Effects of Hypertonic Saline and Dextran 70 on Cardiac Contractility after Hemorrhagic Shock

Abstract

The effects of a bolus of 7.5% NaCl-6% dextran 70 (HSD) on cardiac contractility were evaluated in anesthetized sheep with hemorrhagic shock. HSD has been shown to be effective at resuscitation in cases of hypovolemia caused by hemorrhage. Common hemodynamic findings after the injection of HSD in hemorrhagic shock are the restoration of cardiac output, increased blood pressure, and improvement of peripheral circulation.

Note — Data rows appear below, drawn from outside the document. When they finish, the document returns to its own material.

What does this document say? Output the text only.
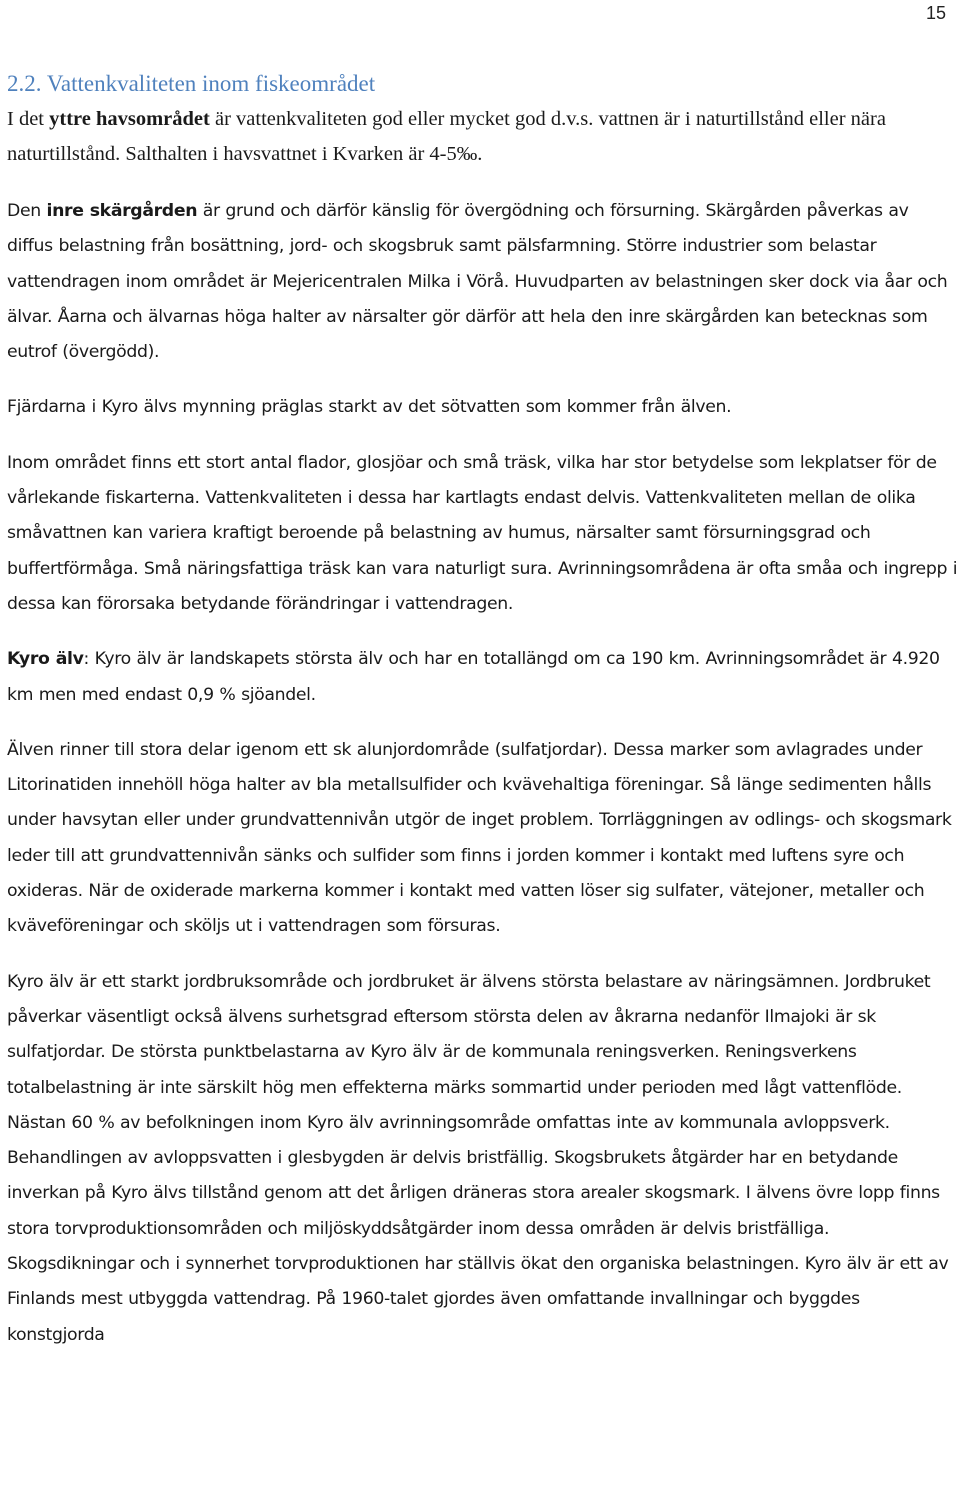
15
2.2. Vattenkvaliteten inom fiskeområdet

I det yttre havsområdet är vattenkvaliteten god eller mycket god d.v.s. vattnen är i naturtillstånd eller nära naturtillstånd. Salthalten i havsvattnet i Kvarken är 4-5‰.

Den inre skärgården är grund och därför känslig för övergödning och försurning. Skärgården påverkas av diffus belastning från bosättning, jord- och skogsbruk samt pälsfarmning. Större industrier som belastar vattendragen inom området är Mejericentralen Milka i Vörå. Huvudparten av belastningen sker dock via åar och älvar. Åarna och älvarnas höga halter av närsalter gör därför att hela den inre skärgården kan betecknas som eutrof (övergödd).

Fjärdarna i Kyro älvs mynning präglas starkt av det sötvatten som kommer från älven.

Inom området finns ett stort antal flador, glosjöar och små träsk, vilka har stor betydelse som lekplatser för de vårlekande fiskarterna. Vattenkvaliteten i dessa har kartlagts endast delvis. Vattenkvaliteten mellan de olika småvattnen kan variera kraftigt beroende på belastning av humus, närsalter samt försurningsgrad och buffertförmåga. Små näringsfattiga träsk kan vara naturligt sura. Avrinningsområdena är ofta småa och ingrepp i dessa kan förorsaka betydande förändringar i vattendragen.

Kyro älv: Kyro älv är landskapets största älv och har en totallängd om ca 190 km. Avrinningsområdet är 4.920 km men med endast 0,9 % sjöandel.

Älven rinner till stora delar igenom ett sk alunjordområde (sulfatjordar). Dessa marker som avlagrades under Litorinatiden innehöll höga halter av bla metallsulfider och kvävehaltiga föreningar. Så länge sedimenten hålls under havsytan eller under grundvattennivån utgör de inget problem. Torrläggningen av odlings- och skogsmark leder till att grundvattennivån sänks och sulfider som finns i jorden kommer i kontakt med luftens syre och oxideras. När de oxiderade markerna kommer i kontakt med vatten löser sig sulfater, vätejoner, metaller och kväveföreningar och sköljs ut i vattendragen som försuras.

Kyro älv är ett starkt jordbruksområde och jordbruket är älvens största belastare av näringsämnen. Jordbruket påverkar väsentligt också älvens surhetsgrad eftersom största delen av åkrarna nedanför Ilmajoki är sk sulfatjordar. De största punktbelastarna av Kyro älv är de kommunala reningsverken. Reningsverkens totalbelastning är inte särskilt hög men effekterna märks sommartid under perioden med lågt vattenflöde. Nästan 60 % av befolkningen inom Kyro älv avrinningsområde omfattas inte av kommunala avloppsverk. Behandlingen av avloppsvatten i glesbygden är delvis bristfällig. Skogsbrukets åtgärder har en betydande inverkan på Kyro älvs tillstånd genom att det årligen dräneras stora arealer skogsmark. I älvens övre lopp finns stora torvproduktionsområden och miljöskyddsåtgärder inom dessa områden är delvis bristfälliga. Skogsdikningar och i synnerhet torvproduktionen har ställvis ökat den organiska belastningen. Kyro älv är ett av Finlands mest utbyggda vattendrag. På 1960-talet gjordes även omfattande invallningar och byggdes konstgjorda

Some mechanisms by which HSD maintains circulation in hemorrhagic shock have been proposed: rapid shift of fluid from intracellular to extracellular space, improved peripheral perfusion, and increased cardiac contractility. Conflicting data exist, however, regarding the positive effect of HSD on cardiac contractility after hemorrhagic shock. Hemorrhagic shock was induced by shedding mean blood volume of 31.4 mL/kg, and mean blood pressure was maintained at 50 mm Hg for 30 minutes. The HSD group (n = 6) received HSD (4 mL/kg), and the saline group (n = 6) received normal saline (40 mL/kg) after shock. Cardiac functions were measured in both groups using the left ventricular end-systolic pressure-volume relationship and preload recruitable stroke work during the experimental period: before shock, immediately after the resuscitation, and 2 hours after resuscitation. Hemodynamic parameters in both groups demonstrated similar changes throughout the experimental period without significant difference between the two groups. Not only the slopes of end-systolic pressure-volume relationship and preload recruitable stroke work but also their placements did not result in any significant differences between the groups. HSD seems to be an effective resuscitation fluid after hemorrhagic shock because the volume required to maintain circulation is smaller than that of normal saline. Our data, however, show that HSD does not enhance cardiac contractility after hemorrhagic shock.